Whether one is a lucid dreamer or dead-to-the-world slumberer, the particulars of sleep paralysis sound downright hair-raising: essentially trapped in a state of consciousness, victims find themselves completely unable to move so much as a muscle while buzzing electrical currents course through the nervous system and shadowy figures creep into view. Those unwelcome visitors, usually men and sometimes in hats, bear down on their petrified prey. Some have eyes that glow bright red. Occasionally, cats or catlike creatures akin to the incubus of Henry Fuseli’s iconic and best-known painting come calling. One poor guy is regularly attended by grinning aliens made of static.

But where is Robert Stack when you need him? Once Ascher finishes cross-cutting among the individual variations, one expects the film to shift into some kind of deeper or more careful consideration of these waking dreams. Instead, he eschews medical explanations, sleep physicians and researchers, tossing out pretty much any contextualizing counterpoint to the woeful tales of the damned. Some of the subjects hint at personal trauma that deserves some additional acknowledgment. Many viewers will simply dismiss the visions as byproducts of stress that emerge as manifestations of how a body might psychologically deal with emotional drain, threat, or demand.

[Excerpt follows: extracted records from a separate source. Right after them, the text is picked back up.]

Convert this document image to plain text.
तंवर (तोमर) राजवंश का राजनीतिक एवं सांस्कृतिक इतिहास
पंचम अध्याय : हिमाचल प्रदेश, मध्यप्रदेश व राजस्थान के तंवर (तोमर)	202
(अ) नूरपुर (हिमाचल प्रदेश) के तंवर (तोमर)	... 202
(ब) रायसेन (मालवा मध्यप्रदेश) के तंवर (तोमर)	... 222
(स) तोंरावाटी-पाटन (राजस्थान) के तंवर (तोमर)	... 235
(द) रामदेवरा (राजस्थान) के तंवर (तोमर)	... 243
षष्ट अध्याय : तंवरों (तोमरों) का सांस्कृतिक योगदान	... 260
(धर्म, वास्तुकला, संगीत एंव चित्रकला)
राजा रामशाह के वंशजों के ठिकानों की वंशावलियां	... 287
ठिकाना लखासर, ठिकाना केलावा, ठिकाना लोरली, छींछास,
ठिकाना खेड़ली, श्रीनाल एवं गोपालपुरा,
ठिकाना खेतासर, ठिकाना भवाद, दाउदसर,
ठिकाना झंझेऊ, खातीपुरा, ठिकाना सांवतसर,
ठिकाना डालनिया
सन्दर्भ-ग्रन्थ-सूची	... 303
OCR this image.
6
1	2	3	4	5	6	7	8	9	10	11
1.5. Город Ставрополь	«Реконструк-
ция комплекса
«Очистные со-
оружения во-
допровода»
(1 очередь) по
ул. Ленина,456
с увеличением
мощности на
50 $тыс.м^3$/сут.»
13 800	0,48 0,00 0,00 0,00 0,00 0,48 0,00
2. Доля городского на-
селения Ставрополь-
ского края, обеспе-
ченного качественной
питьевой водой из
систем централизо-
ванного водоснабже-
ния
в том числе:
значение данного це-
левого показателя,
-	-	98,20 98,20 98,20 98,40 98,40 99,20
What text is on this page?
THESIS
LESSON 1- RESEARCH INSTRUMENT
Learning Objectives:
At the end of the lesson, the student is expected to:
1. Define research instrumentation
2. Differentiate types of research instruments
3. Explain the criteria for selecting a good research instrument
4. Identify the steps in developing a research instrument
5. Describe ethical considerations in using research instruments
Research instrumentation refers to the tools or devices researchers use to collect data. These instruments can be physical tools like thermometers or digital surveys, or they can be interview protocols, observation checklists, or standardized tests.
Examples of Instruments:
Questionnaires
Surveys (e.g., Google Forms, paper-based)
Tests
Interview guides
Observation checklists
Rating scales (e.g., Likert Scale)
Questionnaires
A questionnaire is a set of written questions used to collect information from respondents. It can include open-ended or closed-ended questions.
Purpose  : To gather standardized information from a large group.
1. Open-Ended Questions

Deep into the movie, Ascher nearly escapes the hole he has dug. Using clips from several films, including “A Nightmare on Elm Street,” “Communion,” and even “Natural Born Killers” the filmmaker sets up what appears to be an attempt to link the horrifying apparitions visited upon his interview subjects with similar motifs in popular culture. Unfortunately, the kooky, energetic approach to film clip illustrations that worked so well in “Room 237” stops before it can make an impact. Ascher refrains from exploring the obvious question: do those dealing with sleep paralysis construct their demons from the potent images created by storytellers, or are these archetypes made of something more primal?

Ascher’s strategy to conjure up the willies for his audience results in more fantods than frights. How come we never get to know any of the sufferers as fully functioning human beings with jobs and family members? Beyond the briefest mentions of non-nightmare mundanities, the director limits the content of the talking heads to detailed explications of the physically and mentally exhausting dread awaiting the unlucky when they could use a good night’s rest. Ghost stories around the campfire have always fueled our imagination, but skeptics will become impatient with “The Nightmare” long before it is time to wake up.